Aims Current guidelines recommend that anti‐hyperglycemic treatment in patients with type 2 diabetes not achieving the HbA1c target on basal insulin should be intensified with a glucagon‐like peptide‐1 receptor agonist (GLP‐1RA) or basal‐plus/basal‐bolus insulin regimen (BP/BB). We conducted a systematic review and meta‐analysis to compare the effects of GLP‐1RA/insulin combinations versus BP/BB. Materials and methods The review was registered on PROSPERO (CRD42017079547). PubMed, Scopus, CENTRAL and Clinicaltrials.gov were searched until July 2018. All RCTs reporting HbA1c, body weight, daily insulin dose, hypoglycemic events and discontinuation due to lack of efficacy were included. A subgroup analysis on different combinations of GLP‐1RA and insulin was performed. Results Out of 1,885 retrieved papers, 13 RCTs were included in the review. Compared to BP/BB, GLP‐1RA/insulin combinations were associated with a similar HbA1c reduction (Δ=‐0.06%; 95%CI ‐0.14 to 0.02; p=0.13; I²=52%), greater weight loss (Δ=‐3.72 kg; 95%CI ‐4.49 to ‐2.95; p<0.001; I²=89%) and lower incidence of hypoglycemic events (RR=0.46; 95%CI 0.38 to 0.55; p<0.001; I²=99%).
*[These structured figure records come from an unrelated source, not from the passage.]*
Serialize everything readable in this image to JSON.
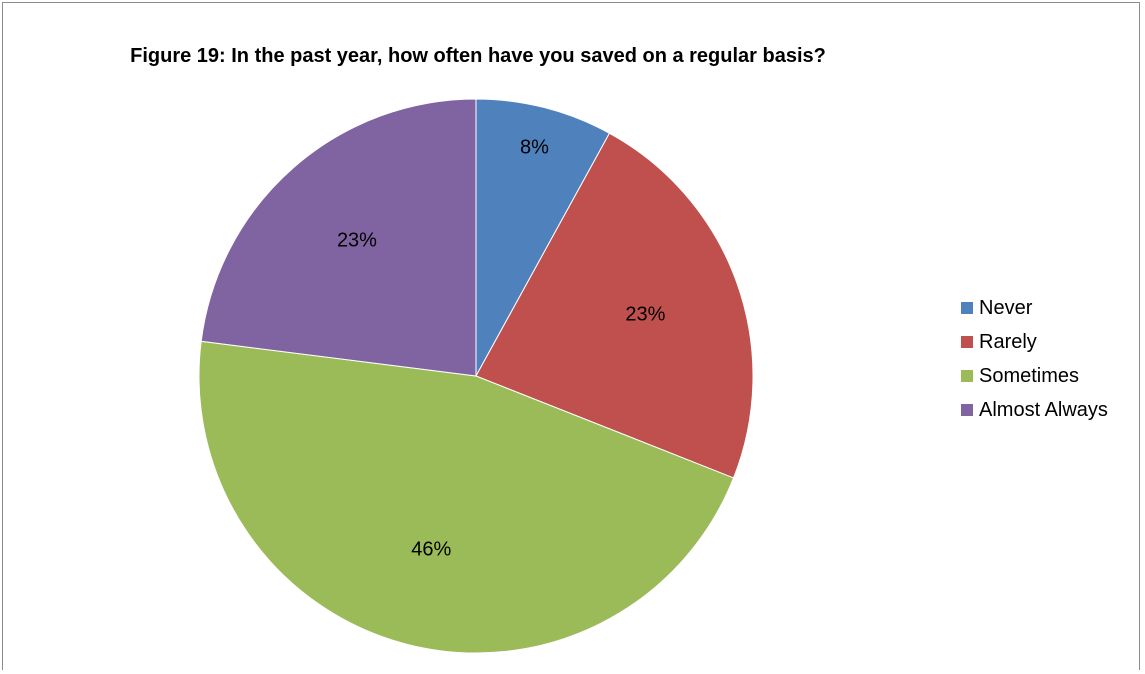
{
  "chart_data": {
    "type": "pie",
    "title": "Figure 19: In the past year, how often have you saved on a regular basis?",
    "categories": [
      "Never",
      "Rarely",
      "Sometimes",
      "Almost Always"
    ],
    "values": [
      8,
      23,
      46,
      23
    ],
    "data_labels": [
      "8%",
      "23%",
      "46%",
      "23%"
    ],
    "colors": [
      "#4f81bd",
      "#c0504d",
      "#9bbb59",
      "#8064a2"
    ],
    "legend_position": "right"
  }
}
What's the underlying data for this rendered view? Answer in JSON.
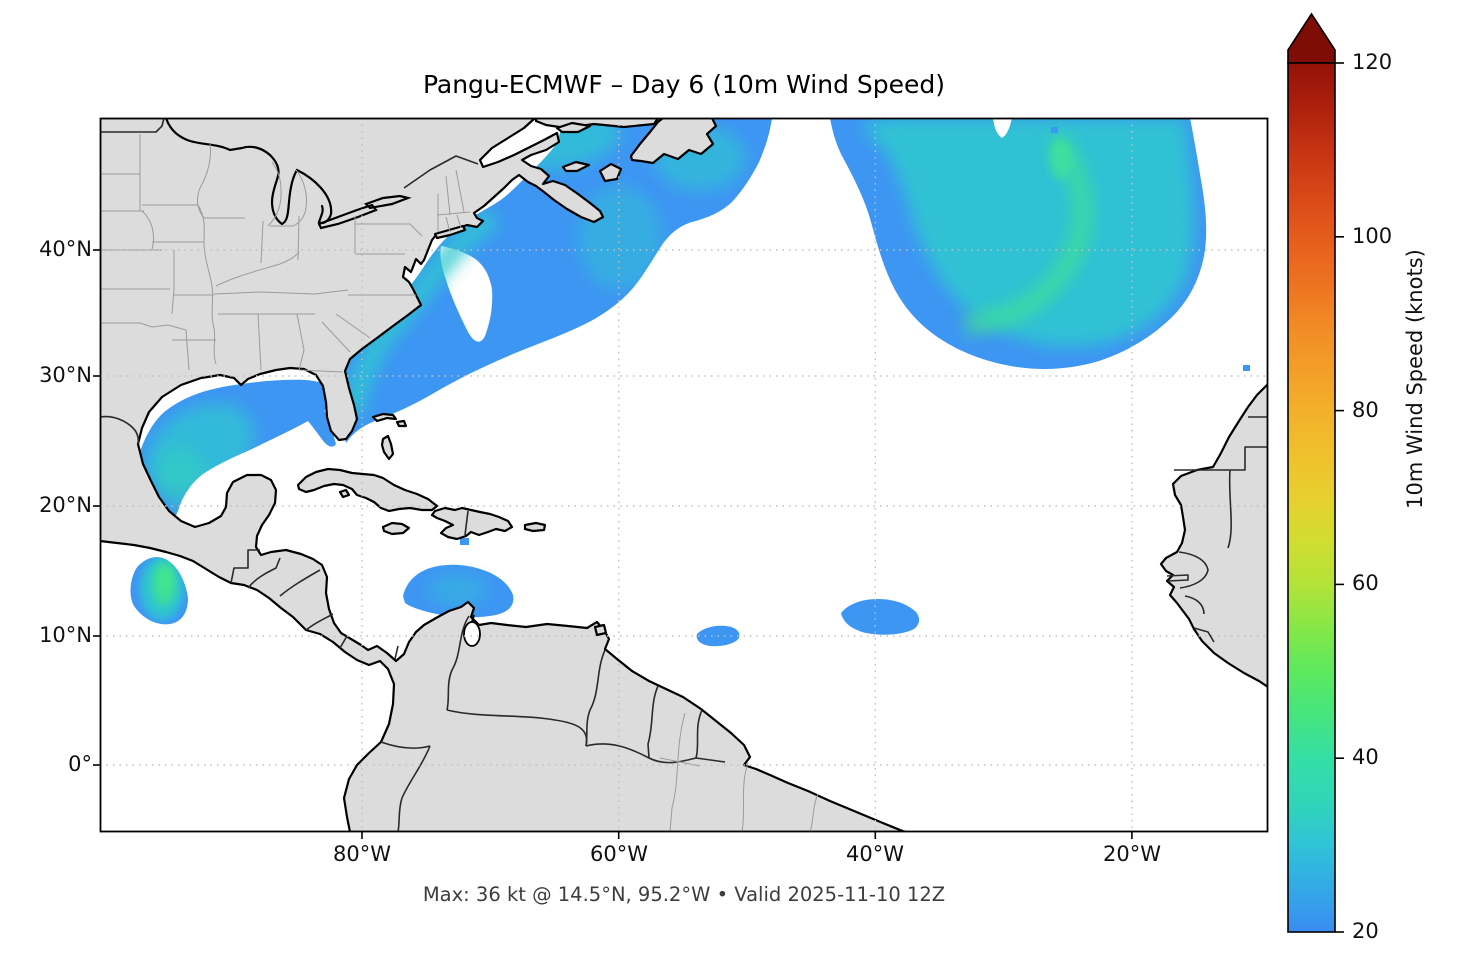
{
  "figure": {
    "title": "Pangu-ECMWF – Day 6 (10m Wind Speed)",
    "caption": "Max: 36 kt @ 14.5°N, 95.2°W • Valid 2025-11-10 12Z"
  },
  "axes": {
    "x_ticks": [
      "80°W",
      "60°W",
      "40°W",
      "20°W"
    ],
    "y_ticks": [
      "40°N",
      "30°N",
      "20°N",
      "10°N",
      "0°"
    ]
  },
  "colorbar": {
    "label": "10m Wind Speed (knots)",
    "ticks": [
      "120",
      "100",
      "80",
      "60",
      "40",
      "20"
    ],
    "vmin": 20,
    "vmax": 120,
    "extend": "max",
    "arrow_color": "#7d0d05",
    "stops": [
      {
        "value": 20,
        "color": "#3a8cf2"
      },
      {
        "value": 25,
        "color": "#33a9e6"
      },
      {
        "value": 30,
        "color": "#2fc3d8"
      },
      {
        "value": 35,
        "color": "#31d5b8"
      },
      {
        "value": 40,
        "color": "#34dfa5"
      },
      {
        "value": 45,
        "color": "#46e57e"
      },
      {
        "value": 50,
        "color": "#5ce95e"
      },
      {
        "value": 55,
        "color": "#86e748"
      },
      {
        "value": 60,
        "color": "#b4e238"
      },
      {
        "value": 65,
        "color": "#d2dd31"
      },
      {
        "value": 70,
        "color": "#e7d02e"
      },
      {
        "value": 75,
        "color": "#f0c02c"
      },
      {
        "value": 80,
        "color": "#f3b02b"
      },
      {
        "value": 85,
        "color": "#f39d28"
      },
      {
        "value": 90,
        "color": "#f18a25"
      },
      {
        "value": 95,
        "color": "#ec7120"
      },
      {
        "value": 100,
        "color": "#e55c1c"
      },
      {
        "value": 105,
        "color": "#d84617"
      },
      {
        "value": 110,
        "color": "#c53312"
      },
      {
        "value": 115,
        "color": "#ac200c"
      },
      {
        "value": 120,
        "color": "#931107"
      }
    ]
  },
  "palette": {
    "land": "#dcdcdc",
    "ocean": "#ffffff",
    "coastline": "#000000",
    "country_border": "#2a2a2a",
    "state_border": "#9b9b9b",
    "gridline": "#c0c0c0",
    "wind_low_blue": "#3e96f3",
    "wind_mid_teal": "#2fc9cf",
    "wind_high_green": "#3fe096"
  },
  "chart_data": {
    "type": "heatmap",
    "title": "Pangu-ECMWF – Day 6 (10m Wind Speed)",
    "model": "Pangu-ECMWF",
    "forecast_day": 6,
    "field": "10m Wind Speed",
    "units": "knots",
    "valid_time": "2025-11-10 12Z",
    "max": {
      "value_kt": 36,
      "lat": "14.5°N",
      "lon": "95.2°W"
    },
    "colorbar": {
      "min": 20,
      "max": 120,
      "tick_step": 20,
      "extend": "max",
      "label": "10m Wind Speed (knots)"
    },
    "map_extent": {
      "lon_min_deg": -100.4,
      "lon_max_deg": -9.4,
      "lat_min_deg": -5.2,
      "lat_max_deg": 50.3
    },
    "x_tick_longitudes": [
      "80°W",
      "60°W",
      "40°W",
      "20°W"
    ],
    "y_tick_latitudes": [
      "40°N",
      "30°N",
      "20°N",
      "10°N",
      "0°"
    ],
    "grid": "dotted, 10-degree spacing",
    "legend_position": "right vertical colorbar",
    "wind_regions": [
      {
        "name": "Gulf of Mexico",
        "approx_range_kt": [
          20,
          30
        ],
        "center": "25°N 93°W"
      },
      {
        "name": "Gulf of Tehuantepec (Pacific)",
        "approx_range_kt": [
          20,
          36
        ],
        "center": "14.5°N 95.2°W",
        "note": "forecast maximum 36 kt"
      },
      {
        "name": "U.S. East Coast / Gulf Stream to Canadian Maritimes",
        "approx_range_kt": [
          20,
          32
        ],
        "center": "36°N 72°W"
      },
      {
        "name": "Central North Atlantic",
        "approx_range_kt": [
          20,
          34
        ],
        "center": "42°N 30°W"
      },
      {
        "name": "Southern Caribbean off Colombia/Venezuela",
        "approx_range_kt": [
          20,
          27
        ],
        "center": "13°N 73°W"
      },
      {
        "name": "Tropical Atlantic near 10°N 52°W",
        "approx_range_kt": [
          20,
          24
        ]
      },
      {
        "name": "Tropical Atlantic near 11°N 36°W",
        "approx_range_kt": [
          20,
          24
        ]
      }
    ]
  }
}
The daily insulin dose among GLP‐1RA/insulin users was 30.3 IU/day (95%CI ‐41.2 to ‐19.3; p<0.001; I²=94%), lower than with BP/BB. No difference was found for discontinuation due to lack of efficacy. Conclusions The present review supports treatment intensification with GLP‐1RA added to insulin versus BP/BB in uncontrolled type 2 diabetes. This could provide similar anti‐hyperglycemic efficacy while leading to weight loss and sparing of hypoglycemia and insulin dose. As a consequence, a considerable number of patients with type 2 diabetes could be potentially shifted from BP/BB to GLP‐1RA/insulin combinations.